Q on recurrence relation

[Sonal7]

I am stuck on part b of this question. I think its a good question. I liked part a.
I got:
U₁=(2x1)-1=1
U₂=1+(2x2-1)=4
U₃=1+3+(3x2-1)=9
U₄=1+3+5+7=16

I really cant understand how they did b.
I thin they substituted Un but unclear on the rest of part b.

Ans to part b:

 

[lev888]

u_n+1 is u_n plus (2i-1) where i is n+1.

 

[Steven G]

Have you learned how to prove something via mathematical induction? Although there are easier ways to do your parts than by mathematical induction, it does work.

 

[pka]

I am stuck on part b of this question. I think its a good question. I liked part a.
I got:
U₁=(2x1)-1=1
U₂=1+(2x2-1)=4
U₃=1+3+(3x2-1)=9
U₄=1+3+5+7=16

I really cant understand how they did b.
I thin they substituted Un but unclear on the rest of part b.
View attachment 17149
Ans to part b:
View attachment 17150

Frankly I am confused by this question.
\(u_n=n^2\) to show that
\(u_n=\sum\limits_{k = 1}^n {(2k - 1)}=2\sum\limits_{k = 1}^n {k }+\sum\limits_{k = 1}^n - 1=2\dfrac{n(n+1)}{2}-n=n^2+n-n=n^2\)

 

[Sonal7]

Have you learned how to prove something via mathematical induction? Although there are easier ways to do your parts than by mathematical induction, it does work.

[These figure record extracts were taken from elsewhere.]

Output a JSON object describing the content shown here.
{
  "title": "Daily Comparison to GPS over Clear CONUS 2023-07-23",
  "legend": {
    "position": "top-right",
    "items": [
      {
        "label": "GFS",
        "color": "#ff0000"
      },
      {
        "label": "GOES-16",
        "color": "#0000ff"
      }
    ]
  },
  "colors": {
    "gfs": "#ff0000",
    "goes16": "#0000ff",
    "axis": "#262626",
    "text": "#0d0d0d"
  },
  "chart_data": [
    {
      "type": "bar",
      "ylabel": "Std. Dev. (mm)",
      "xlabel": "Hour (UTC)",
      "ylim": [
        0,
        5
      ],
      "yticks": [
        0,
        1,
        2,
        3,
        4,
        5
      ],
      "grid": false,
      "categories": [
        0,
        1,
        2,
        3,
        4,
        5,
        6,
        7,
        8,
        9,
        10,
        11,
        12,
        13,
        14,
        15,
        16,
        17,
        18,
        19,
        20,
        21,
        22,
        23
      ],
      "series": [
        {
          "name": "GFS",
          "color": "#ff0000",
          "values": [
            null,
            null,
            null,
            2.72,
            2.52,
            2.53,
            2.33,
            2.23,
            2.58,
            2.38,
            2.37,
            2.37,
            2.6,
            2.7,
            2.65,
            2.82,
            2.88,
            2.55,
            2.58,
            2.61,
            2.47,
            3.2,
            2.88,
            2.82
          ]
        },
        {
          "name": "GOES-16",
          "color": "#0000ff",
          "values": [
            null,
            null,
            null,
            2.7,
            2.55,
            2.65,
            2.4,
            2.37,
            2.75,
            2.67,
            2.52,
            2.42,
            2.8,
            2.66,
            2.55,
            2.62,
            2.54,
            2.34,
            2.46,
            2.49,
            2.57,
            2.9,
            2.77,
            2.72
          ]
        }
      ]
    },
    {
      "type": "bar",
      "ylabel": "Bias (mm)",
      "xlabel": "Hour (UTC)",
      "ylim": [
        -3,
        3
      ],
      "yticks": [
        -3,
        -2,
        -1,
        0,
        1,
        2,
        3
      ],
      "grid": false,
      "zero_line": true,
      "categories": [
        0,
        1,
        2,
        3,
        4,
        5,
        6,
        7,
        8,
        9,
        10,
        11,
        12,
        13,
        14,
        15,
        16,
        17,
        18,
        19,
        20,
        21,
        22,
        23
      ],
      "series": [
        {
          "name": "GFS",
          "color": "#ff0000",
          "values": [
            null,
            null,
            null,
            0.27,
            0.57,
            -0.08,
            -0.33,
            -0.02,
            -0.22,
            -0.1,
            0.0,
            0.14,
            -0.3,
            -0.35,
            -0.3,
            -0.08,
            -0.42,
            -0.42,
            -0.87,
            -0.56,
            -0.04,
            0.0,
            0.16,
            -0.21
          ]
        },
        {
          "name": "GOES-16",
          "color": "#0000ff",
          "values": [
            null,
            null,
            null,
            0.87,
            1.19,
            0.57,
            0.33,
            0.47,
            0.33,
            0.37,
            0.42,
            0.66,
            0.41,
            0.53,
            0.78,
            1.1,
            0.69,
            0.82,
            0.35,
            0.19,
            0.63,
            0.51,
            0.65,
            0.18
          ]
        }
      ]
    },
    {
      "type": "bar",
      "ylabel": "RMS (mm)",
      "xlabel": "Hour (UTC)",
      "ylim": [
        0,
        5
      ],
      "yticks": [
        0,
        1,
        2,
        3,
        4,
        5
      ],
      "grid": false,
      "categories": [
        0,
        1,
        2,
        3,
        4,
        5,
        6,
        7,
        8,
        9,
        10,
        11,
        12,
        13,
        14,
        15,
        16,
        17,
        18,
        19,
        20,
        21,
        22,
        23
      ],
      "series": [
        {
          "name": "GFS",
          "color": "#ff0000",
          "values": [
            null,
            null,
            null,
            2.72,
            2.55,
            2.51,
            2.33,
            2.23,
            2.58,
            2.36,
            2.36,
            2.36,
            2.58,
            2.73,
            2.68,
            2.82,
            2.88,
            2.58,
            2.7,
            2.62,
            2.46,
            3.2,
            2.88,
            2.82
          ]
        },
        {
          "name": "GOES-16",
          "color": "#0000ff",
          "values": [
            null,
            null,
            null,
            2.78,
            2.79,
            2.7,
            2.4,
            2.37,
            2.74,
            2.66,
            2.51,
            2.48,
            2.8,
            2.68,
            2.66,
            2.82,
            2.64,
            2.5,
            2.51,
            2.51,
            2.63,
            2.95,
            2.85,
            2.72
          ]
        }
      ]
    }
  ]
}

Yes we have, lots of similar type of questions expect you to use mathematical proof by induction. I think this isn't one of those. I needed to use n+1 for i. Thank you Lev888. I found this a hard question, however a good question. There are a few more which when solved makes one feel good.

 

[Sonal7]

Have you learned how to prove something via mathematical induction? Although there are easier ways to do your parts than by mathematical induction, it does work.

Actually I see what you mean. We are doing just that.